Online efforts—which serve in part as a way to engage students who are remote this semester—have included the creation of an @ursinusvotes Instagram account and an Ursinus Votes page on Canvas. “Students utilize these tools, along with e-mails and texts, to remind the campus of important deadlines and share nonpartisan voting information and resources,” says Turek, who—along with Associate Dean of Student Life and Director of Student Activities Todd McKinney—will be hosting an Instagram Live event titled “What’s the Tea on Voting.” Politics professors Johannes and Ann Karreth have also created short videos about voting that will be shared on the @ursinusvotes Instagram account.
Mekha Varghese ’23, a biochemistry and molecular biology and art double major from Waldwick, N.J., says that the nonpartisan organization boasts students from all class years and a wide variety of majors. One of their goals, which leverages the grassroots model of outreach, was to recruit “Voting Captains” who are “leaders of student groups who help advocate for voter registration within their circles,” says Varghese. Captains ensure everyone in their group is registered to vote and they remind people to vote on Tuesday, Nov. 3.
Among those captains are student-athletes who represent their teams. In addition to on-campus efforts to promote good citizenship through voting, the Centennial Conference is encouraging 100 percent voter registration for all eligible student-athletes, coaches and staff at its member institutions. Field hockey, men’s and women’s swimming, women’s soccer, and volleyball are among the Ursinus teams that have already reached that goal.

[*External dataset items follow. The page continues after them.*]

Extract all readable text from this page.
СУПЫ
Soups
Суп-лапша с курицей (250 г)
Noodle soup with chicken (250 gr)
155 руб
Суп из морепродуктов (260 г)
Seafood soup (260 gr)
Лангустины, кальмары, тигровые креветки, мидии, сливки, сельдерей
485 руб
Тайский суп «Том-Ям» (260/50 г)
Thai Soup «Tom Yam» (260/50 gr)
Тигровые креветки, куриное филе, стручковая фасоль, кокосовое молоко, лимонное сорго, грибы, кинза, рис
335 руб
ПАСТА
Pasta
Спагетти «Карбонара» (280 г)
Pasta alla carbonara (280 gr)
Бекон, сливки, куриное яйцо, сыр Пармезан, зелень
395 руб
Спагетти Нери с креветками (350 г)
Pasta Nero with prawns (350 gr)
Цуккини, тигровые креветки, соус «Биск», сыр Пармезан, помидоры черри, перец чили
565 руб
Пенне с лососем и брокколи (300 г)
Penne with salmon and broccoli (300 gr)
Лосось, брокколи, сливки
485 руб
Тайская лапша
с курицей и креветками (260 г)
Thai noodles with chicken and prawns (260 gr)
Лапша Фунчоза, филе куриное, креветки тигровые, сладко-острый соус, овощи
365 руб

“We’re so grateful to have received a positive reaction from both students and faculty, and we look forwarding to collaborating with different organizations on campus as the election draws closer,” says Varghese. “Pennsylvania will be pivotal to this year’s election, so we want to maximize student participation and let students know that their vote really matters.”

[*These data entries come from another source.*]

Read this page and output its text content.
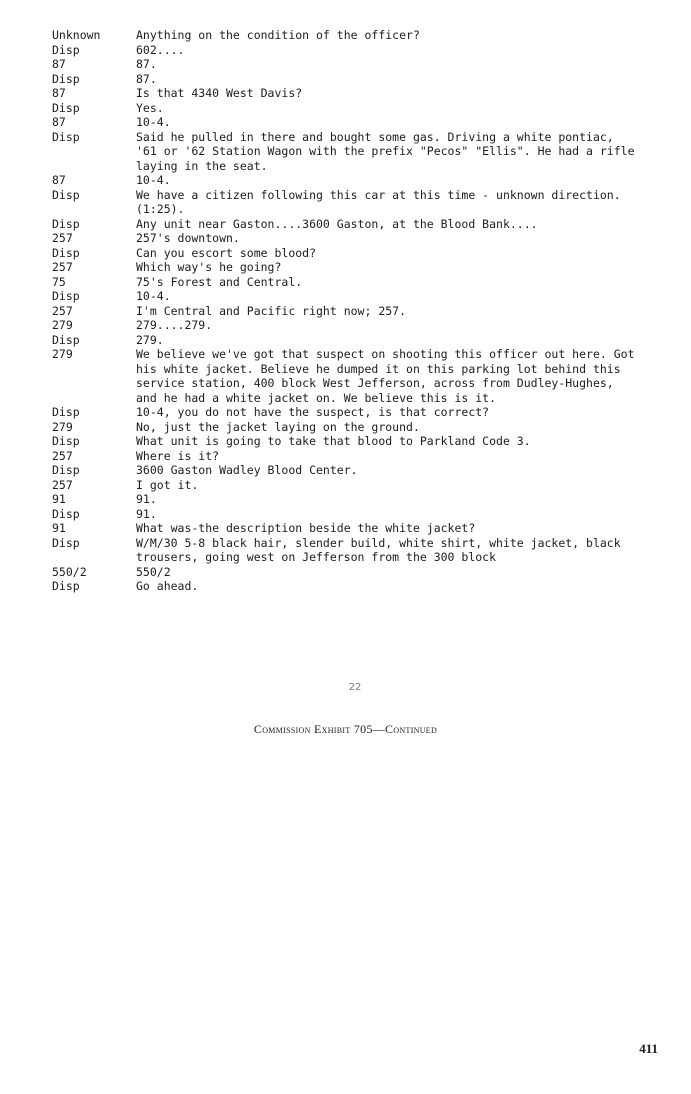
Unknown	Anything on the condition of the officer?
Disp	602....
87	87.
Disp	87.
87	Is that 4340 West Davis?
Disp	Yes.
87	10-4.
Disp	Said he pulled in there and bought some gas. Driving a white pontiac, '61 or '62 Station Wagon with the prefix "Pecos" "Ellis". He had a rifle laying in the seat.
87	10-4.
Disp	We have a citizen following this car at this time - unknown direction. (1:25).
Disp	Any unit near Gaston....3600 Gaston, at the Blood Bank....
257	257's downtown.
Disp	Can you escort some blood?
257	Which way's he going?
75	75's Forest and Central.
Disp	10-4.
257	I'm Central and Pacific right now; 257.
279	279....279.
Disp	279.
279	We believe we've got that suspect on shooting this officer out here. Got his white jacket. Believe he dumped it on this parking lot behind this service station, 400 block West Jefferson, across from Dudley-Hughes, and he had a white jacket on. We believe this is it.
Disp	10-4, you do not have the suspect, is that correct?
279	No, just the jacket laying on the ground.
Disp	What unit is going to take that blood to Parkland Code 3.
257	Where is it?
Disp	3600 Gaston Wadley Blood Center.
257	I got it.
91	91.
Disp	91.
91	What was-the description beside the white jacket?
Disp	W/M/30 5-8 black hair, slender build, white shirt, white jacket, black trousers, going west on Jefferson from the 300 block
550/2	550/2
Disp	Go ahead.
22
Commission Exhibit 705—Continued
411
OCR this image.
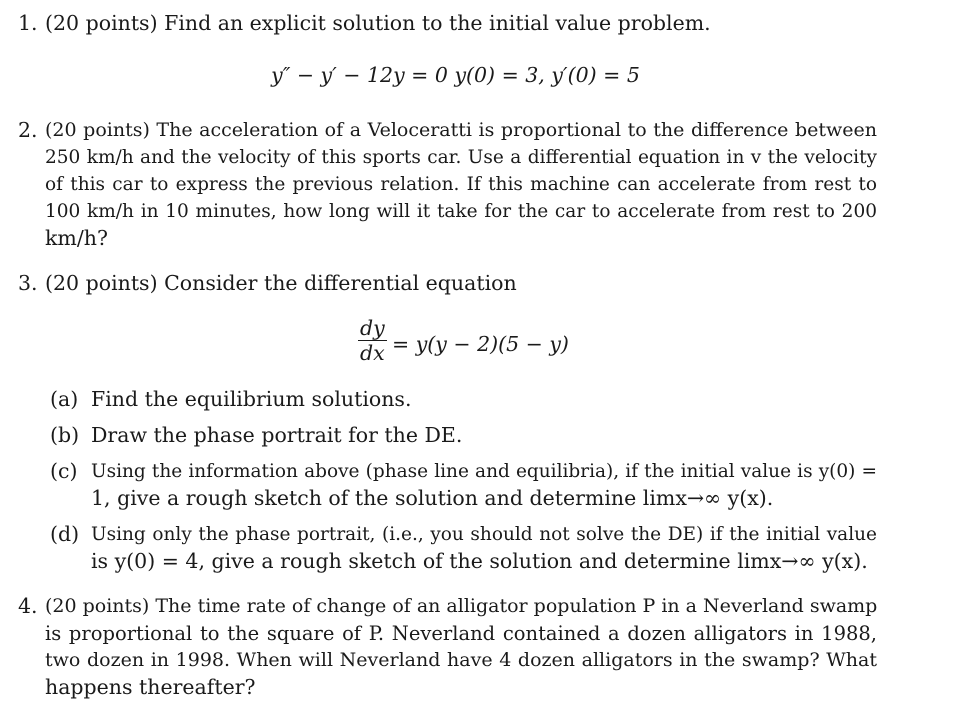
1. (20 points) Find an explicit solution to the initial value problem.
y″ − y′ − 12y = 0 y(0) = 3, y′(0) = 5
2. (20 points) The acceleration of a Veloceratti is proportional to the difference between
250 km/h and the velocity of this sports car. Use a differential equation in v the velocity
of this car to express the previous relation. If this machine can accelerate from rest to
100 km/h in 10 minutes, how long will it take for the car to accelerate from rest to 200
km/h?
3. (20 points) Consider the differential equation
$\frac{dy}{dx} = y(y - 2)(5 - y)$
(a) Find the equilibrium solutions.
(b) Draw the phase portrait for the DE.
(c) Using the information above (phase line and equilibria), if the initial value is y(0) =
1, give a rough sketch of the solution and determine limx→∞ y(x).
(d) Using only the phase portrait, (i.e., you should not solve the DE) if the initial value
is y(0) = 4, give a rough sketch of the solution and determine limx→∞ y(x).
4. (20 points) The time rate of change of an alligator population P in a Neverland swamp
is proportional to the square of P. Neverland contained a dozen alligators in 1988,
two dozen in 1998. When will Neverland have 4 dozen alligators in the swamp? What
happens thereafter?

Overall, Turek has seen an increase in student engagement and awareness around elections and political advocacy on campus in recent years. “We saw a significant increase in the number of students who registered for UCARE’s Debating for Democracy (D4D) event offered through our affiliation with Project Pericles in February 2016, and that increase in participation has sustained itself since then,” she says. “D4D is described as a hands-on advocacy and activism workshop that helps students learn how to effectively advocate for causes they care about.” Additionally, according to the National Study of Learning, Voting, and Engagement (NSLVE), Ursinus’s overall voting rate in 2016 was 52.3% (up from 37.5% in 2012). Compared with the other institutions included in NSLVE, our overall voting rate in 2016 was 1.9% higher than the average.